Industries in AP face 50% power cut, Rs 257-cr loss/day

Our Bureau Hyderabad | Updated on July 12, 2012 Published on July 12, 2012

(From left) Mr V. Anil Reddy , industrialist; Mr Devender Surana , President, FAPCCI; and Mr Shiv Kumar Rungta, industialist, at a meeting in Hyderabad on Thursday over the power crisis faced by them. - Photo: P.V. Sivakumar   -  Business Line

Industries in Andhra Pradesh are facing darker alleys as the power cut is now at 50 per cent with 15-day power holiday.

According to the State Government’s announcement of power cuts on Wednesday, industries now will have a three-day power holiday a week, and peak hour cuts every day. This means, they will effectively be closed for 15 days in a month.

“The situation is alarming as the power cuts will lead to a production loss of about Rs 257-crore/day, besides driving some of the companies sick, thereby, leading to job losses,” Mr Devendra Surana, President of Federation of Andhra Pradesh Chamber of Commerce and Industries, said.

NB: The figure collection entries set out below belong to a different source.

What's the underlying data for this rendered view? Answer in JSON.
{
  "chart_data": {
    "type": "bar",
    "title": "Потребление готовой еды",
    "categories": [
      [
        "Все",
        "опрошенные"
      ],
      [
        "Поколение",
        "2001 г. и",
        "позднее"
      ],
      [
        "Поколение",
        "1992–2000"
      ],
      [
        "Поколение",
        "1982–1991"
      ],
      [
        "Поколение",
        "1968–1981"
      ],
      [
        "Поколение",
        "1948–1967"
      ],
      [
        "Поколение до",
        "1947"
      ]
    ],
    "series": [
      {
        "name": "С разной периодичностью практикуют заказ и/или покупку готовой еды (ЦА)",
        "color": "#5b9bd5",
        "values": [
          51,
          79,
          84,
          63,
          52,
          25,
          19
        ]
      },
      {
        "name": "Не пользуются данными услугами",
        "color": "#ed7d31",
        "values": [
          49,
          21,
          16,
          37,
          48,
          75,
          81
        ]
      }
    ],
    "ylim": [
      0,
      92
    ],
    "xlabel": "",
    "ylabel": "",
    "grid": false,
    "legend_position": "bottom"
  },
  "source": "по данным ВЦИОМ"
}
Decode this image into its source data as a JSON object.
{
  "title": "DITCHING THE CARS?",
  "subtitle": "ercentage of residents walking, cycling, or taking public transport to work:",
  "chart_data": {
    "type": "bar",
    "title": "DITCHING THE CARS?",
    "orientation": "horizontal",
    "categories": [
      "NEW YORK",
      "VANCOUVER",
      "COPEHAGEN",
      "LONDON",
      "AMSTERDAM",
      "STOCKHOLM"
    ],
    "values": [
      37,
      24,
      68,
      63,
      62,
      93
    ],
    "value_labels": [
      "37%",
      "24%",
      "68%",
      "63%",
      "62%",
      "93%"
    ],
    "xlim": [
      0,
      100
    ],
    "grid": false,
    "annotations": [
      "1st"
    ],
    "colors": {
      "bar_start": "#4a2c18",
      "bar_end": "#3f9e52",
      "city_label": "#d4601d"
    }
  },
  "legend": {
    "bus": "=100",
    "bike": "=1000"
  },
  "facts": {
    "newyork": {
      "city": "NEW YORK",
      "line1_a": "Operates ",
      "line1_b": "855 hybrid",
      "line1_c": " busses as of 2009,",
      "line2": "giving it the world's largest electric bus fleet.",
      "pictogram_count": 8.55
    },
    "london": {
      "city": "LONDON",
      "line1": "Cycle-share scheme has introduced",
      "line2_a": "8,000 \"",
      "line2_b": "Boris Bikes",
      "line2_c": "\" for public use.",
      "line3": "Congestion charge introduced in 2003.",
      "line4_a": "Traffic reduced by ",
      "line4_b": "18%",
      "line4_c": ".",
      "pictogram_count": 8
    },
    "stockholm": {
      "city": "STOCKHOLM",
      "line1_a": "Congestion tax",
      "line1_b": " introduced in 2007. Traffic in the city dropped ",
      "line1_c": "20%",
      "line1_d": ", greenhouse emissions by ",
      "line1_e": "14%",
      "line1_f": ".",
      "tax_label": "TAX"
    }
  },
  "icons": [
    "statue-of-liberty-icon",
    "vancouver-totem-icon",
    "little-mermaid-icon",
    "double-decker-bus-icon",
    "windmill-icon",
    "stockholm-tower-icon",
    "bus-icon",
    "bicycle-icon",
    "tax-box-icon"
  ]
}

Addressing a press conference along with Fapsia and representatives and associations of various sectors including pharma, spinning mills, flour mills and power-intensive industries such as steel mills, Mr Surana said the peak shortage is estimated to be about 18 per cent but the industry is slapped with 50 per cent power cut.

Industries face closure with their profitability being wiped out while missing contracts. This may eventually lead to job loss and payment defaults.

Mr M.M. Reddy, representing 28 industrial estates in and around Hyderabad, said small-scale industries are worst hit as they do not have any option but to shut down.

They require about 350 MW of the 4,000 MW consumed by Hyderabad but are faced with 15-day power holiday.

Mr. Narayana Reddy of the bulk drug industry, said the sector employs about 5,00,000 people and contributes to Rs. 40,000 crore turnover annually. This comes under essential services and yet faced with power cuts.

The industry suggested the Government to work out a short term and long term plan for adding fresh capacities and reschedule power supply. They called upon the Government to encourage wind mills and solar photovoltaic plants, setting up of captive units and open access to purchase power.

An official, Konaseema Power, said the Government could encourage use of diesel and naphtha in some gas plants to boost generation.

A flour mills representative said due to production difficulty and high cost of power, traders from other States may take advantage and pump in stocks here while consumers and mills would face losses.